Para poner en marcha su tienda, una de las pioneras del sector, informó al pastor de su iglesia y a su esposa. “Siempre me avisan que tenga cuidado con el empaque” y fueron los primeros opositores en hablar de “sex-shop”: “‘Eso asusta: muestra algo diferente a quienes somos; es vulgar’, me dijeron”.

La discreción es el lema más alto, sostiene. “No repartiré volantes a la salida del culto evangélico”, una corriente del cristianismo protestante al que se adhiere el 30% de los brasileños, según encuestas recientes.

Lubricantes aromatizados con algodón de azúcar o “manzana del amor”, perfumes afrodisíacos, gadgets en forma de huevo para poner a los demás a tono … Marques limita su oferta a los productos menos infractores para que los clientes, casados ​​o a punto de casarse, “no tengan la sensación de que están haciendo algo mal” ante Dios.

Discreción

Así, prótesis, objetos para divertirse “solos” o la línea del sexo anal son descartados.

“¿Qué es y qué no es pecado?”. Dos Anjos, de 43 años, quien frecuenta la Iglesia Bautista, buscó respuestas en los textos sagrados, pero concluyó que cada pareja debe poner sus límites.

La idea de “Memórias da Clô” nació con su primera visita a un “sex shop”, después de divorciarse de su marido que la obligó a tener relaciones.

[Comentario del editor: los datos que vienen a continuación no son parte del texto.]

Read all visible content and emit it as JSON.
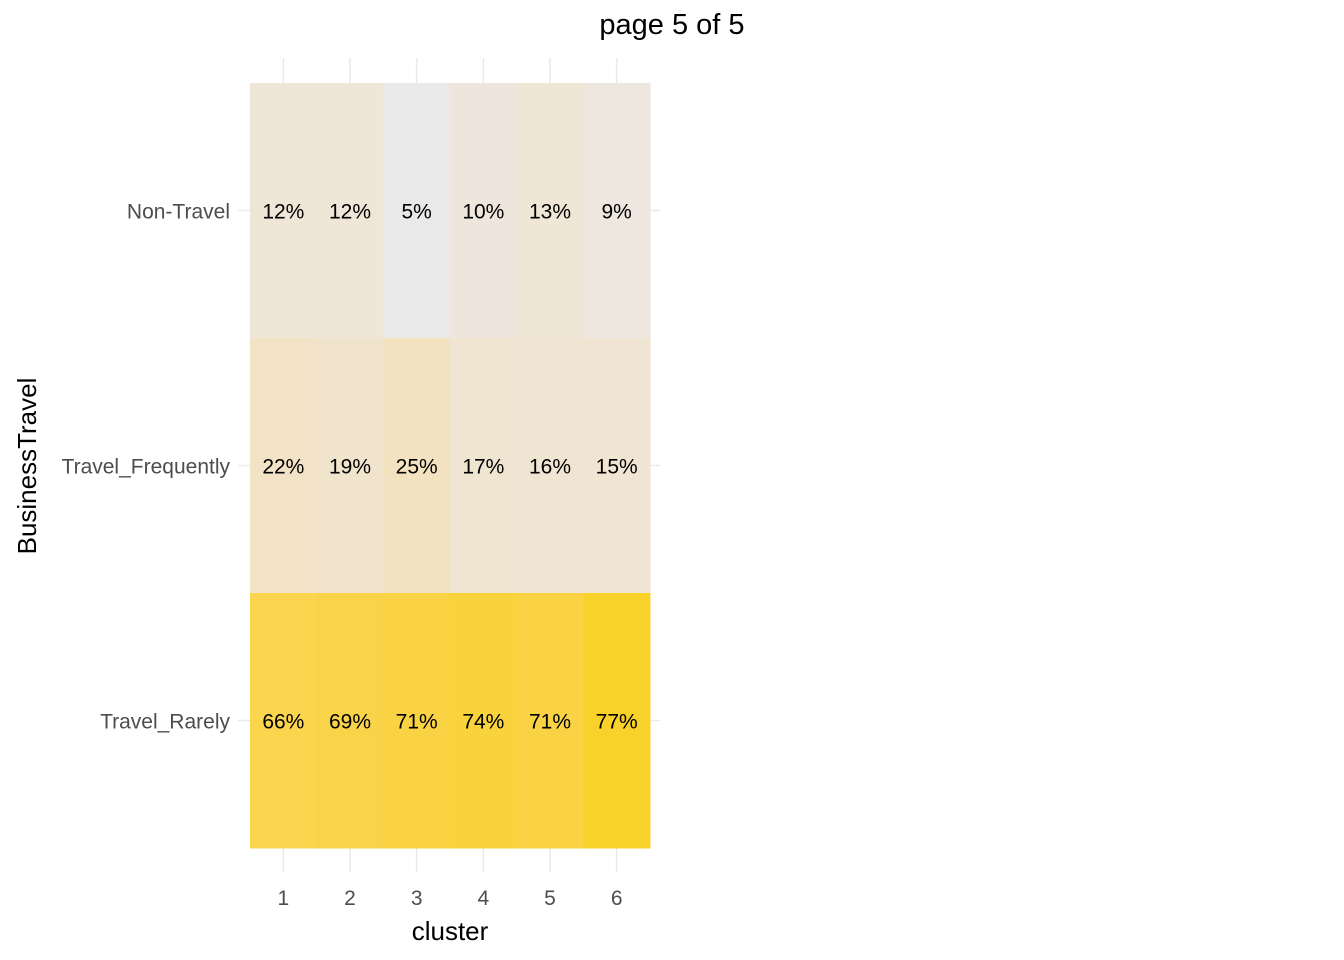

“En ese momento, no sabía qué era el placer. Pero el empleado de la tienda era un hombre. ¿Cómo podría atreverme a hablar de eso? Pensé que muchas mujeres evangélicas debían sentir lo mismo. “

Además de vender productos como titillates femeninos, Dos Anjos dedica gran parte de su actividad a asesorar a mujeres con problemas lubricación, posparto, etc.

Aunque también recibe parejas, como un hombre y una mujer vírgenes que durante días aconsejaron acercarse más el uno al otro. “La venta solo se produjo después”, recordar.

Jessica, de 24 años, es una de las clientas habituales de “ConSensual”: “Yo uso mayoritariamente geles de masaje, lubricantes térmicos, con sabores … Hacen que la relación sea más agradable y divertida”, explica por mensaje de WhatsApp. para mantener tu anonimato.

Esta joven asegura haber convencido a algunos amigos para que prueben la experiencia. Pero otros lo rechazan rotundamente, por esa “idea preconcebida” de que es algo “agresivo”.

Marques, que ha comenzado a recibir pedidos de otros estados brasileños, expone su máxima para tentar a sus clientes: “Nuestro cuerpo es nuestro templo, el templo del Señor y tenemos que cuidarlo “.